Peres was right, at least, about one Middle Eastern nation. A majority of Israelis came to feel that they had indeed fought one war too many - beginning with Yom Kippur 1973, and intensifying with each subsequent conflict. The last military parade held in Israel was on Independence Day, 1973, about a half-year before the Yom Kippur War.
Since then, staging a military parade here has become inconceivable. Israelis no longer need to prove their Jewish manhood and negate the perceived passivity of Jews in the Holocaust through military bombast. Most Israelis cherish the IDF but see it as a tragic necessity, not as the ultimate measure of our worth.
Much of the Arab world, by contrast, continues to revel in military symbolism. Some Arab leaders still enjoy dressing up in military uniform; a "victory" parade is held every year in Cairo on the anniversary of the Yom Kippur War.

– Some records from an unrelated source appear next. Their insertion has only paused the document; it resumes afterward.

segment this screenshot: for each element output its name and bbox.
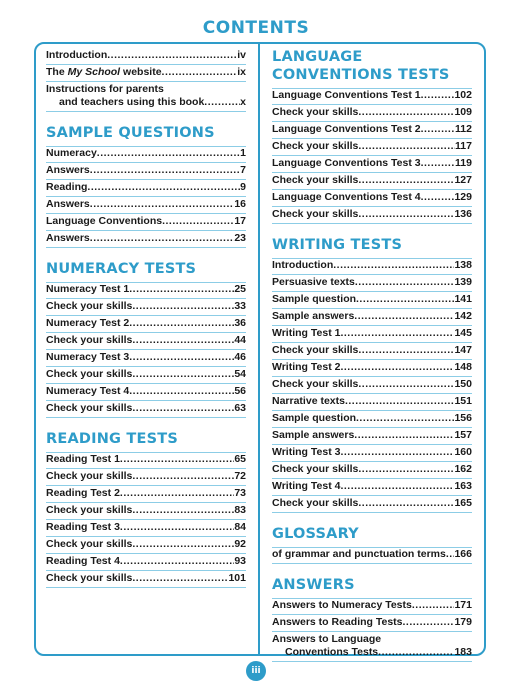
leader-dots [129,350,234,366]
toc-entry[interactable] [46,197,246,214]
entry-label-emphasis: My School [67,66,121,78]
toc-entry[interactable] [46,48,246,65]
right-column [272,48,472,662]
entry-page: 160 [454,446,472,458]
toc-entry[interactable] [272,632,472,662]
entry-label: Answers to Reading Tests [272,616,403,628]
section-heading-sample: SAMPLE QUESTIONS [46,125,215,141]
entry-label: Check your skills [272,344,359,356]
leader-dots [340,445,454,461]
entry-label: Numeracy Test 1 [46,283,130,295]
leader-dots [403,615,455,631]
entry-page: 138 [454,259,472,271]
entry-label: Check your skills [272,106,359,118]
leader-dots [162,214,234,230]
leader-dots [345,394,455,410]
entry-page: 46 [234,351,246,363]
entry-page: 117 [455,140,472,152]
leader-dots [412,598,455,614]
leader-dots [90,231,235,247]
leader-dots [378,646,454,659]
entry-label: Language Conventions [46,215,163,227]
toc-entry[interactable] [272,343,472,360]
entry-label: Narrative texts [272,395,345,407]
leader-dots [129,282,234,298]
toc-entry[interactable] [46,231,246,248]
toc-entry[interactable] [272,479,472,496]
entry-label: Numeracy Test 3 [46,351,130,363]
entry-page: 92 [234,538,246,550]
toc-entry[interactable] [46,486,246,503]
leader-dots [358,343,454,359]
section-heading-reading: READING TESTS [46,431,178,447]
language-list [272,88,472,224]
toc-entry[interactable] [46,554,246,571]
reading-list [46,452,246,588]
toc-entry[interactable] [272,445,472,462]
leader-dots [87,180,240,196]
toc-entry[interactable] [272,173,472,190]
section-heading-language [272,48,472,84]
entry-label: Sample question [272,412,357,424]
leader-dots [107,48,237,64]
leader-dots [120,486,234,502]
toc-entry[interactable] [272,496,472,513]
toc-entry[interactable] [46,537,246,554]
entry-label: Introduction [46,49,108,61]
entry-page: 142 [454,310,472,322]
entry-label: Answers to Numeracy Tests [272,599,412,611]
entry-page: 16 [234,198,246,210]
entry-page: 157 [454,429,472,441]
intro-section [46,48,246,112]
entry-page: 145 [454,327,472,339]
entry-label: Language Conventions Test 1 [272,89,421,101]
entry-page: 129 [454,191,472,203]
entry-label: of grammar and punctuation terms [272,548,446,560]
leader-dots [162,65,238,81]
toc-entry[interactable] [46,452,246,469]
numeracy-list [46,282,246,418]
entry-label: Check your skills [46,504,133,516]
entry-label: Writing Test 2 [272,361,341,373]
entry-label: Check your skills [272,208,359,220]
entry-page: 166 [454,548,472,560]
entry-label: Reading Test 2 [46,487,120,499]
toc-entry[interactable] [46,65,246,82]
entry-page: 147 [454,344,472,356]
entry-label: Check your skills [46,368,133,380]
entry-page: 171 [454,599,472,611]
entry-label: Numeracy Test 4 [46,385,130,397]
entry-label: Check your skills [46,470,133,482]
entry-label: Check your skills [272,174,359,186]
entry-page: 101 [228,572,246,584]
leader-dots [120,452,234,468]
entry-page: 136 [454,208,472,220]
entry-page: 151 [454,395,472,407]
entry-label-line1: Answers to Language [272,633,382,645]
leader-dots [358,377,454,393]
entry-page: 72 [234,470,246,482]
entry-label-line2-row [46,96,246,109]
writing-list [272,258,472,513]
toc-entry[interactable] [272,615,472,632]
toc-entry[interactable] [272,122,472,139]
entry-label: Reading Test 3 [46,521,120,533]
glossary-list [272,547,472,564]
entry-page: 65 [234,453,246,465]
leader-dots [421,122,455,138]
leader-dots [132,299,234,315]
toc-entry[interactable] [46,299,246,316]
toc-entry[interactable] [46,520,246,537]
entry-page: 23 [234,232,246,244]
entry-page: 139 [454,276,472,288]
leader-dots [120,554,234,570]
toc-entry[interactable] [46,401,246,418]
entry-page: 148 [454,361,472,373]
toc-entry[interactable] [46,163,246,180]
section-heading-language-line1: LANGUAGE [272,49,363,65]
entry-label: Check your skills [272,378,359,390]
entry-page: 112 [455,123,472,135]
toc-entry[interactable] [46,82,246,112]
entry-label-line2-row [272,646,472,659]
left-column [46,48,246,588]
toc-entry[interactable] [272,156,472,173]
toc-entry[interactable] [272,394,472,411]
entry-page: iv [237,49,246,61]
entry-page: 127 [454,174,472,186]
entry-label: Check your skills [46,300,133,312]
entry-page: 150 [454,378,472,390]
section-heading-numeracy: NUMERACY TESTS [46,261,197,277]
toc-entry[interactable] [272,88,472,105]
entry-label: Sample answers [272,310,355,322]
entry-page: 44 [234,334,246,346]
leader-dots [358,207,454,223]
leader-dots [120,520,234,536]
entry-label: Sample answers [272,429,355,441]
entry-page: 25 [234,283,246,295]
leader-dots [421,88,455,104]
entry-page: 93 [234,555,246,567]
leader-dots [90,163,240,179]
section-heading-language-line2: CONVENTIONS TESTS [272,67,450,83]
entry-label: Language Conventions Test 4 [272,191,421,203]
leader-dots [90,197,235,213]
section-heading-glossary: GLOSSARY [272,526,359,542]
leader-dots [358,139,455,155]
entry-label: Language Conventions Test 2 [272,123,421,135]
entry-label: Check your skills [272,140,359,152]
leader-dots [421,156,455,172]
entry-label: Writing Test 1 [272,327,341,339]
leader-dots [132,571,228,587]
entry-label: Writing Test 4 [272,480,341,492]
entry-label-line2: and teachers using this book [59,96,205,108]
entry-label: Reading Test 4 [46,555,120,567]
toc-entry[interactable] [272,411,472,428]
entry-label: Answers [46,198,90,210]
entry-page: 17 [234,215,246,227]
entry-label [46,65,162,81]
leader-dots [129,384,234,400]
leader-dots [446,547,455,563]
toc-entry[interactable] [272,105,472,122]
entry-page: 84 [234,521,246,533]
entry-page: 109 [454,106,472,118]
entry-page: 54 [234,368,246,380]
leader-dots [132,503,234,519]
leader-dots [129,316,234,332]
entry-label-pre: The [46,66,68,78]
toc-entry[interactable] [272,428,472,445]
leader-dots [358,173,454,189]
entry-label: Numeracy [46,147,97,159]
entry-label: Reading [46,181,88,193]
leader-dots [340,479,454,495]
entry-label: Persuasive texts [272,276,355,288]
entry-label: Check your skills [46,538,133,550]
toc-entry[interactable] [46,146,246,163]
entry-label: Sample question [272,293,357,305]
leader-dots [421,190,455,206]
entry-page: 7 [240,164,246,176]
entry-page: 163 [454,480,472,492]
entry-label: Check your skills [272,463,359,475]
leader-dots [358,462,454,478]
toc-entry[interactable] [46,282,246,299]
leader-dots [132,401,234,417]
leader-dots [333,258,454,274]
toc-entry[interactable] [272,377,472,394]
entry-label-line2: Conventions Tests [285,646,379,658]
leader-dots [340,326,454,342]
toc-entry[interactable] [46,469,246,486]
leader-dots [204,96,240,109]
entry-page: 36 [234,317,246,329]
column-divider [258,42,260,656]
entry-page: 73 [234,487,246,499]
toc-entry[interactable] [46,316,246,333]
section-heading-writing: WRITING TESTS [272,237,403,253]
toc-entry[interactable] [272,292,472,309]
entry-page: 1 [240,147,246,159]
entry-page: 33 [234,300,246,312]
entry-page: 63 [234,402,246,414]
entry-label: Check your skills [272,497,359,509]
entry-page: 83 [234,504,246,516]
toc-entry[interactable] [272,547,472,564]
toc-entry[interactable] [272,462,472,479]
leader-dots [358,105,454,121]
leader-dots [354,309,454,325]
entry-label-post: website [120,66,162,78]
entry-label: Check your skills [46,334,133,346]
toc-entry[interactable] [46,180,246,197]
entry-page: 183 [454,646,472,658]
leader-dots [132,537,234,553]
entry-label: Check your skills [46,402,133,414]
entry-page: 156 [454,412,472,424]
entry-page: 119 [455,157,472,169]
toc-entry[interactable] [272,598,472,615]
entry-page: 56 [234,385,246,397]
leader-dots [132,469,234,485]
entry-page: ix [237,66,246,78]
leader-dots [356,411,454,427]
leader-dots [354,428,454,444]
leader-dots [132,333,234,349]
toc-entry[interactable] [272,139,472,156]
toc-entry[interactable] [272,360,472,377]
entry-label: Reading Test 1 [46,453,120,465]
toc-entry[interactable] [46,333,246,350]
entry-page: 179 [454,616,472,628]
toc-entry[interactable] [272,190,472,207]
entry-page: 165 [454,497,472,509]
answers-list [272,598,472,632]
leader-dots [358,496,454,512]
toc-entry[interactable] [46,571,246,588]
toc-entry[interactable] [272,258,472,275]
entry-label: Introduction [272,259,334,271]
entry-label: Answers [46,164,90,176]
toc-entry[interactable] [272,326,472,343]
toc-entry[interactable] [46,214,246,231]
page-title: CONTENTS [202,18,310,38]
entry-label: Numeracy Test 2 [46,317,130,329]
entry-label: Answers [46,232,90,244]
entry-label: Language Conventions Test 3 [272,157,421,169]
toc-entry[interactable] [272,275,472,292]
entry-page: 102 [454,89,472,101]
entry-label: Check your skills [46,572,133,584]
leader-dots [355,275,455,291]
section-heading-answers: ANSWERS [272,577,355,593]
toc-entry[interactable] [46,384,246,401]
toc-entry[interactable] [46,367,246,384]
leader-dots [132,367,234,383]
leader-dots [340,360,454,376]
leader-dots [97,146,240,162]
entry-page: 9 [240,181,246,193]
toc-entry[interactable] [46,503,246,520]
leader-dots [356,292,454,308]
toc-entry[interactable] [46,350,246,367]
entry-page: x [240,96,246,108]
sample-list [46,146,246,248]
entry-page: 141 [454,293,472,305]
toc-entry[interactable] [272,309,472,326]
toc-entry[interactable] [272,207,472,224]
page-number-badge: iii [246,661,266,681]
entry-page: 162 [454,463,472,475]
entry-label-line1: Instructions for parents [46,83,164,95]
entry-label: Writing Test 3 [272,446,341,458]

The Arab world has not yet experienced its war to end all wars.
And so it is premature to herald the imminent emergence of a new Middle East. Profound dangers remain. We may yet find ourselves in conflict with Syria. Hizbullah is still aiming 10,000 missiles at the Galilee. And the Iranians are intensifying their efforts to create a nuclear bomb.
Still, the toppling of Saddam - and the hope of an American follow-up campaign against other jihadist regimes and movements - could turn out to be the old Middle East's World War II.
If so, it will prove that we need doves to dream of a new Middle East and hawks to create it.
The writer is the Israel correspondent for the New Republic. He is author of, At the Entrance to the Garden of Eden: A Jew's Search for God with Christians and Muslims in the Holy Land.